Chinquapin is a small tree or shrub native to the Southeastern US, that is closely related to the chestnut. It makes small sweet nuts that are said to taste like the American chestnuts, which were wiped out by Asian chestnut blight. These are considered native to FL, but they grow differently than the locals. These plants can form a tree and produce a lot of nuts, whereas the locals rarely exceed three feet in height and are poor producers. The locals variety was once considered a separate specie, called C. Alnifolia.
Soil: Accepts a wide variety of soils. It is usually found in well drained sandy soils of North Florida.

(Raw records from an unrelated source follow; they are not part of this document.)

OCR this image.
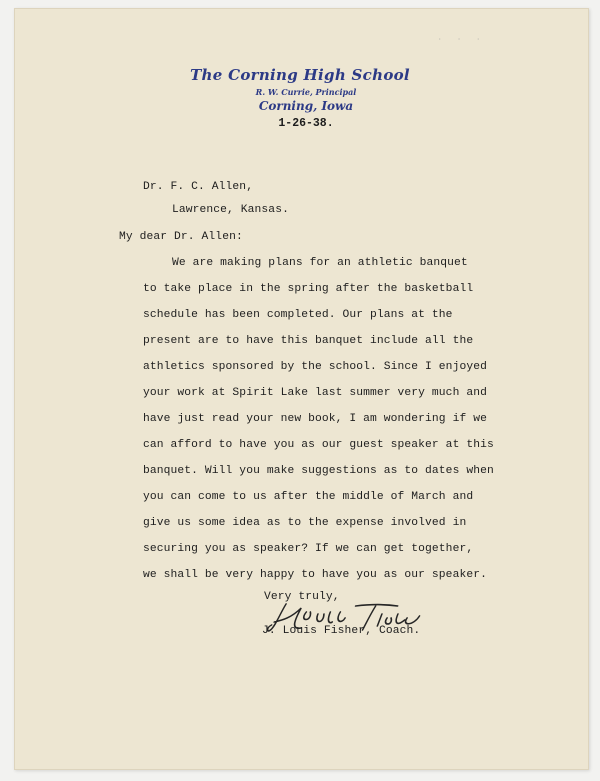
· · ·
The Corning High School
R. W. Currie, Principal
Corning, Iowa
1-26-38.
Dr. F. C. Allen,
Lawrence, Kansas.
My dear Dr. Allen:
We are making plans for an athletic banquet
to take place in the spring after the basketball
schedule has been completed. Our plans at the
present are to have this banquet include all the
athletics sponsored by the school. Since I enjoyed
your work at Spirit Lake last summer very much and
have just read your new book, I am wondering if we
can afford to have you as our guest speaker at this
banquet. Will you make suggestions as to dates when
you can come to us after the middle of March and
give us some idea as to the expense involved in
securing you as speaker? If we can get together,
we shall be very happy to have you as our speaker.
Very truly,
J. Louis Fisher, Coach.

It is much more common in the slightly richer soils north of Gainesville (around Alachua and High Springs), as a remnant of a nearly extinct community called “Upland Pine Forest”. Some of our poorest sandy soils, where “Sandhill” communities exist, usually lack chinquapins, possibly because of the poor soil. (Areas like Archer, Ocala, Keystone, Hawthorne, Interlachen). I expect you can still grow chinquapins in sandhill type soils, but it might benefit from a little assistance, such as water and soil improvement.
Water: drought tolerant.
Sun: Full sun to part shade.
Cold: tolerates cold.
Pruning: The source of our seeds recommends pruning the tree to a single stem.
Pests: Susceptible to Phytophthora root rot, and may have some sensitivity to Chestnut Blight. They are also favored by deer.
Other problems: The nuts are small. Trees are gendered. Female trees produce fruit and males are needed for pollination. We will not know the genders of our trees until they are old enough to flower.
Harvesting, storage, and preparation: The nuts should fall out of the burrs when they become ripe. Roast them like chestnuts.